Before the digging begins, paleontologists work with geologists to find regions of exposed rock from the Mesozoic period, the age of dinosaurs. Rocks deposited on land tend to be more promising than those in the ocean, since dinosaurs were terrestrial creatures. Eventually, their suspicion falls on a particular chunk of sediment that may contain a dinosaur bone.

“Scientists use a variety of tools to remove the rock from above the fossil, including gas-powered rock saws and jack hammers,” explained Sampson. “They then use finer tools, like brushes and dental picks, to expose some of the bones before covering them in a protective jacket of plaster and burlap. The specimens are then carried back to a preparation lab where the rock is removed and the fossils are stabilized with glue.”

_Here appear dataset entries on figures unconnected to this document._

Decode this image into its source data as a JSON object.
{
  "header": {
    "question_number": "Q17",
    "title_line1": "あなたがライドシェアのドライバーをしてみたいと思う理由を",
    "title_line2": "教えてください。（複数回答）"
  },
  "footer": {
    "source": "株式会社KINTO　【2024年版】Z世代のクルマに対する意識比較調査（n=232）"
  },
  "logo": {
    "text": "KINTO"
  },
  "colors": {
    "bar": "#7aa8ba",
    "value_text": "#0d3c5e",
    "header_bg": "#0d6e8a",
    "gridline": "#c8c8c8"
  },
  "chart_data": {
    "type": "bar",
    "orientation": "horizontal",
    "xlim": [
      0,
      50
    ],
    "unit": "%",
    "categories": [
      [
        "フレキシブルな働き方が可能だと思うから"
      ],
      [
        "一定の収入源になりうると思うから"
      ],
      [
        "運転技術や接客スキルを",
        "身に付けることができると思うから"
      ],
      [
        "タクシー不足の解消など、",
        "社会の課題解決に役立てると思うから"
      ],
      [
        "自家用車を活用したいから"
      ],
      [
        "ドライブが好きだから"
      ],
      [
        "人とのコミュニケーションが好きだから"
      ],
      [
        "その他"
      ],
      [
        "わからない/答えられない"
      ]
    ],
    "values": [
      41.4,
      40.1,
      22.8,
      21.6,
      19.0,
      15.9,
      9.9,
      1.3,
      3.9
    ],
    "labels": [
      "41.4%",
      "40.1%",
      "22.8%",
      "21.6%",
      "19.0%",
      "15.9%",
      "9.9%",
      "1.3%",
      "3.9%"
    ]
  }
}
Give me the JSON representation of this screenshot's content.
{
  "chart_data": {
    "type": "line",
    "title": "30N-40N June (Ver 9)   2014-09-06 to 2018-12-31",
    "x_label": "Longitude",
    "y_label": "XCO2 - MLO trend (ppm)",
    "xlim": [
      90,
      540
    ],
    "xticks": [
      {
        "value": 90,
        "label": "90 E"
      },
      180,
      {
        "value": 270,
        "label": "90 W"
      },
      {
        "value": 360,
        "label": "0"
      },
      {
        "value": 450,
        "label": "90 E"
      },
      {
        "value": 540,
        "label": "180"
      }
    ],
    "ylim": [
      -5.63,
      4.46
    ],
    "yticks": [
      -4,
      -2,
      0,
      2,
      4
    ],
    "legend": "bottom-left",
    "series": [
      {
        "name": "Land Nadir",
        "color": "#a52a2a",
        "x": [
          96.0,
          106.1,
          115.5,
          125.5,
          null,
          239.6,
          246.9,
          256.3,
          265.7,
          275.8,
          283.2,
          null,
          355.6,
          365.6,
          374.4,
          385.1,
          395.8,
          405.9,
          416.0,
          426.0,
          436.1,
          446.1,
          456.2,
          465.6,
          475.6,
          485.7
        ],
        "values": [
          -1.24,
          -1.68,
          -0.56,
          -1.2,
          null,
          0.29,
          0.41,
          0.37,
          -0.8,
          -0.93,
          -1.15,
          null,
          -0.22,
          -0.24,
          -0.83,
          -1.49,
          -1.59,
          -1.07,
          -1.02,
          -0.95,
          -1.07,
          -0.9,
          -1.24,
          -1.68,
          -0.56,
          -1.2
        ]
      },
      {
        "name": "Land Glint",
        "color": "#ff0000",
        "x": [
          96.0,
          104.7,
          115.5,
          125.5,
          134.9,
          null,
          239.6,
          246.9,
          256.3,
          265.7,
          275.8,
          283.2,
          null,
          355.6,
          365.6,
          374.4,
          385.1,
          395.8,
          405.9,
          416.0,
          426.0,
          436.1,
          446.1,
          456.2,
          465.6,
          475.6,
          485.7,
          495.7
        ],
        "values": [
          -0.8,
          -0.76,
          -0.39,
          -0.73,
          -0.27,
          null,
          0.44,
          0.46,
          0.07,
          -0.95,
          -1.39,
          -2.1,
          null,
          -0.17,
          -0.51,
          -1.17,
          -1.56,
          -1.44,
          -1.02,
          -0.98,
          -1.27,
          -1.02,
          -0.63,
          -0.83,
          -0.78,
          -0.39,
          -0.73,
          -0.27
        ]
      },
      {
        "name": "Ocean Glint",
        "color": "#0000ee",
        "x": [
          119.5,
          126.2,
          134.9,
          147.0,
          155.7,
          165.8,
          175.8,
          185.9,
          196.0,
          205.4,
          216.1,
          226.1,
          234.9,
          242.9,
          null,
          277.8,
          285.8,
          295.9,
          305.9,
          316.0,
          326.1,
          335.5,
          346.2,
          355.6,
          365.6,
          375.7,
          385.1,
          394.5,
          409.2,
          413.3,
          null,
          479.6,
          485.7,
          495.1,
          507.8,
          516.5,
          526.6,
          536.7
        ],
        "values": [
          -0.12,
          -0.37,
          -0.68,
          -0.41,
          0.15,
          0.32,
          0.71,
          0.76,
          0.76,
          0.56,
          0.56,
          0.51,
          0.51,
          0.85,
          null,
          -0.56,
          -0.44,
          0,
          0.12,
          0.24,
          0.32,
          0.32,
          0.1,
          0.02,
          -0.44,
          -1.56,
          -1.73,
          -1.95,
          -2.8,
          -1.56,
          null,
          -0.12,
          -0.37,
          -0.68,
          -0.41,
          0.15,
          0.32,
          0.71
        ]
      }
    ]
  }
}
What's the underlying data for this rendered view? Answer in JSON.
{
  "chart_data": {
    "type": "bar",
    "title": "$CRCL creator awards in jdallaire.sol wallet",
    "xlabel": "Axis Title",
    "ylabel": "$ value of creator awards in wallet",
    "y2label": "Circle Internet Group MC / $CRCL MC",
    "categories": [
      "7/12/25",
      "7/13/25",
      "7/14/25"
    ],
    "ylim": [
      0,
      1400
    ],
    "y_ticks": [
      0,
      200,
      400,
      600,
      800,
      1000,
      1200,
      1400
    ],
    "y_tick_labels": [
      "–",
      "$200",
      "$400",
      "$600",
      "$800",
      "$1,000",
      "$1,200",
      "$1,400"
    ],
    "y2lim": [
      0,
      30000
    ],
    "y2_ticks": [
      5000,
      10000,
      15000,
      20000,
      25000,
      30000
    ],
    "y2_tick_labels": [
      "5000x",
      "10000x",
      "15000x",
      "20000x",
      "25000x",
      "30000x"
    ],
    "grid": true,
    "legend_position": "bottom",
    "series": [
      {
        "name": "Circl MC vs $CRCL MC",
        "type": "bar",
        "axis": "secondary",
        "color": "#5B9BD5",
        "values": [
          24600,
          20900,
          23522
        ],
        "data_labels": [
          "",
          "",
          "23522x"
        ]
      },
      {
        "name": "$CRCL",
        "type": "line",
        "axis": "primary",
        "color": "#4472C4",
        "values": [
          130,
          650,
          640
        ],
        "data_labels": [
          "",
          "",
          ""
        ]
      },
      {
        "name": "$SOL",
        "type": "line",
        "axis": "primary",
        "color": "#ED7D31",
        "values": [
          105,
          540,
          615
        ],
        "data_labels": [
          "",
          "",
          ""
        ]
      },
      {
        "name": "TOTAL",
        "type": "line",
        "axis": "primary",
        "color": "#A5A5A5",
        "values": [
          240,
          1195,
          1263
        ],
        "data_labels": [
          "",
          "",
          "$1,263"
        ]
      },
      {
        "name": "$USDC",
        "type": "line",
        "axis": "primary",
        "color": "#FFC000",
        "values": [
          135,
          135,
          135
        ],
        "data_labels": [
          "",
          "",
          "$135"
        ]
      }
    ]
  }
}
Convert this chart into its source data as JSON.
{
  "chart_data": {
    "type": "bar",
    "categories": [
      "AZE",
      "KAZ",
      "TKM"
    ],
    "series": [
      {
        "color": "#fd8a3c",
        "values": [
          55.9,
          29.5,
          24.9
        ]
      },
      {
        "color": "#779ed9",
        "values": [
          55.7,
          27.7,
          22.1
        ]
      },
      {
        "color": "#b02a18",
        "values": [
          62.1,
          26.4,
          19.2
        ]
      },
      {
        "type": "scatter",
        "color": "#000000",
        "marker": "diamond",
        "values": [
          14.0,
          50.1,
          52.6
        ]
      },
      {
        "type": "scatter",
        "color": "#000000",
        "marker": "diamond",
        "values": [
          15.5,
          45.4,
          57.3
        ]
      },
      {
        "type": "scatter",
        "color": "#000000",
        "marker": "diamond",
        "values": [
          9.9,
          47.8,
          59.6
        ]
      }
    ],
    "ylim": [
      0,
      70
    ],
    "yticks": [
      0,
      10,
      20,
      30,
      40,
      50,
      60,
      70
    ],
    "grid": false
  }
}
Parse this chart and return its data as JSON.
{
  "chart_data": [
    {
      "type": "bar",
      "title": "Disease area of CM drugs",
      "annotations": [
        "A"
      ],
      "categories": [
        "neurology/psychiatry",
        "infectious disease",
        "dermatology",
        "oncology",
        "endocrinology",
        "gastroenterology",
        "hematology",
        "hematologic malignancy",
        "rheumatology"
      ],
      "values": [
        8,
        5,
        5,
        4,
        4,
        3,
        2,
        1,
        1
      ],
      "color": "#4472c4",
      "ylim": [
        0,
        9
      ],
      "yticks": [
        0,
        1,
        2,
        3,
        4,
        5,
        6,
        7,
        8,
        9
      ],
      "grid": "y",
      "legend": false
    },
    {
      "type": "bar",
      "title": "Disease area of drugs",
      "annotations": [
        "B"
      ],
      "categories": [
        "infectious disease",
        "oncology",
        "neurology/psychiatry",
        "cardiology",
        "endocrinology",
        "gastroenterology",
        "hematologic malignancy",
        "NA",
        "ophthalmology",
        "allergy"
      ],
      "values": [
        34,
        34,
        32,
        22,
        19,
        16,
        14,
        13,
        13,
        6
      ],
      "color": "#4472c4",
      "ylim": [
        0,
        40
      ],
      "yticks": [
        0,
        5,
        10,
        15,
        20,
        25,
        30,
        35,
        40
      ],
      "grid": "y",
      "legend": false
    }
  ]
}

Once enough bones are dug up, experts compare their shapes to those of other dinosaurs, or even of modern animals, to help get an idea of what the dinosaur might have looked like and to fit the skeleton together. Paleontologists also compare the unique kinds of spikes, horns, crests, and other bony accoutrements of the new dinosaur with previously discovered dinosaurs to determine if it is an entirely new species.

Scientists try to figure out the specific ages of the dinosaurs using a technique similar to carbon dating. In carbon dating, the radioactive carbon breaks down and halves its mass after a set period of time, its half-life. But carbon only has a half-life of 200,000 years – not nearly long enough to reach back into the time of dinosaurs. Fossils can be dated with elements with much longer half-lives, like argon, potassium, and uranium.

New discoveries like these often lead to some of the rich rewards of science: new hypotheses. In Farke’s work, after looking at the patterns of injuries across the skulls of certain horned dinosaurs, he and his team posited that some of them “used their horns for fighting each other, members of their own species.”

In a different case, Sampson’s team had revealed a large carnivorous dinosaur in Madagascar, which happened to be closely related to a species in Argentina. Thus it was proposed that there were once connections linking Africa and South America, via Antarctica; dinosaurs could have walked through this corridor to the other side, as there was no ice on Antarctica during their era.

Veering back to our own era, dinosaurs are now unearthed more quickly than many of us may think. Across the globe, dozens are discovered every year. Utah itself yields one or two a year, owing in particular to the new, largely unexplored region of the Grand Staircase Escalante National Monument.